At the most basic level, virtually every adjustment we make in color grading boils down to some kind of contrast adjustment. This makes more sense when we think of contrast as the distance between any two unique components of our image. These components can be targeted based on their tonality (e.g. shadows, midtones, and highlights), colorimetry (e.g. reds, greens, and blues), or their geometry (e.g. pixels which fall inside the middle 20% of the image). In a previous article, we outlined tips on color grading cinematic images

In a three-part series, we will discuss tonal contrast and how we can manipulate it inside DaVinci Resolve. Below is Part 1. 

Exposure and Offset

The most important tool in Resolve’s Color page is the offset wheel.

Offset represents the simplest possible operation we can perform on an image—uniformly increasing or decreasing the value of every pixel. This behavior also mimics that of a camera lens’ iris, meaning that offset is the colorist’s equivalent of exposure.

Exposure is a concept we all too often forget about when we’re grading, but it should really be the first thing we evaluate and adjust. If we can nail exposure right off the bat, the rest of our tonal contrast adjustments become far easier.

Gain and Lift

Once we’ve set our exposure properly, we may find that all we need is a simple adjustment to either our highlights or shadows.

In these situations, gain and lift respectively are the perfect tools—they provide the simplest possible form of contrast adjustment. Gain adjusts the brightest portion of our image with minimal to no effect on the shadows, and lift does just the opposite—moving the darkest region of our image with minimal to no effect on the highlights.

Contrast and Pivot

It would be great if we could always get our desired contrast by solely adjusting our shadows or highlights, but often we need to work with both in tandem.

This is the point at which I’ll usually switch from the lift and gain wheels to Resolve’s Contrast and Pivot knobs. These controls allow you to dial in contrast by eye, and then adjust how much of this contrast comes from the shadows versus the highlights using the Pivot knob.
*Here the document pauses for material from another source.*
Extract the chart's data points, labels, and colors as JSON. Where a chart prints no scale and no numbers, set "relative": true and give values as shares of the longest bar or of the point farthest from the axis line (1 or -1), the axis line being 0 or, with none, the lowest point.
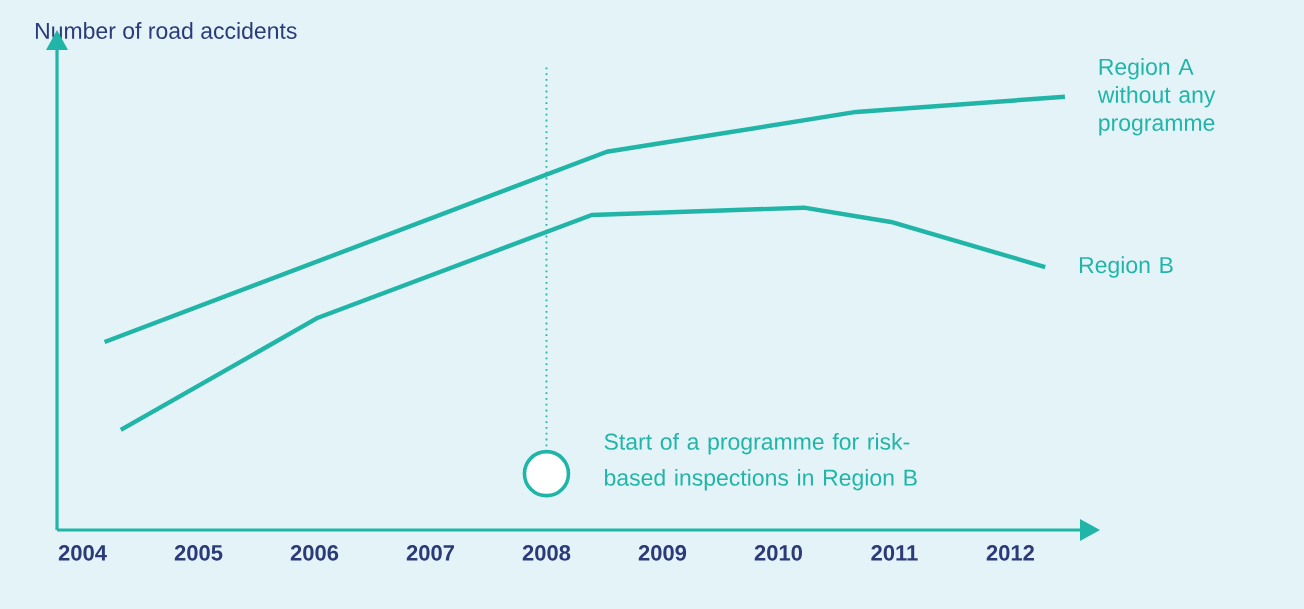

It’s a simple, intuitive tool that’s great for situations where you need more than a single adjustment to a single tonal region.

The Contrast and Pivot tools also have a secret feature accessible via the checkbox under File > Project Settings > General Options > Use S-Curve For Contrast. With this checkbox enabled, you’ll get a “soft” or “rolling” form of contrast which allows you to preserve tonal details which would otherwise be clipped out as you increase contrast. This feature is another great reason to opt for the Contrast and Pivot knobs when you’re adding contrast!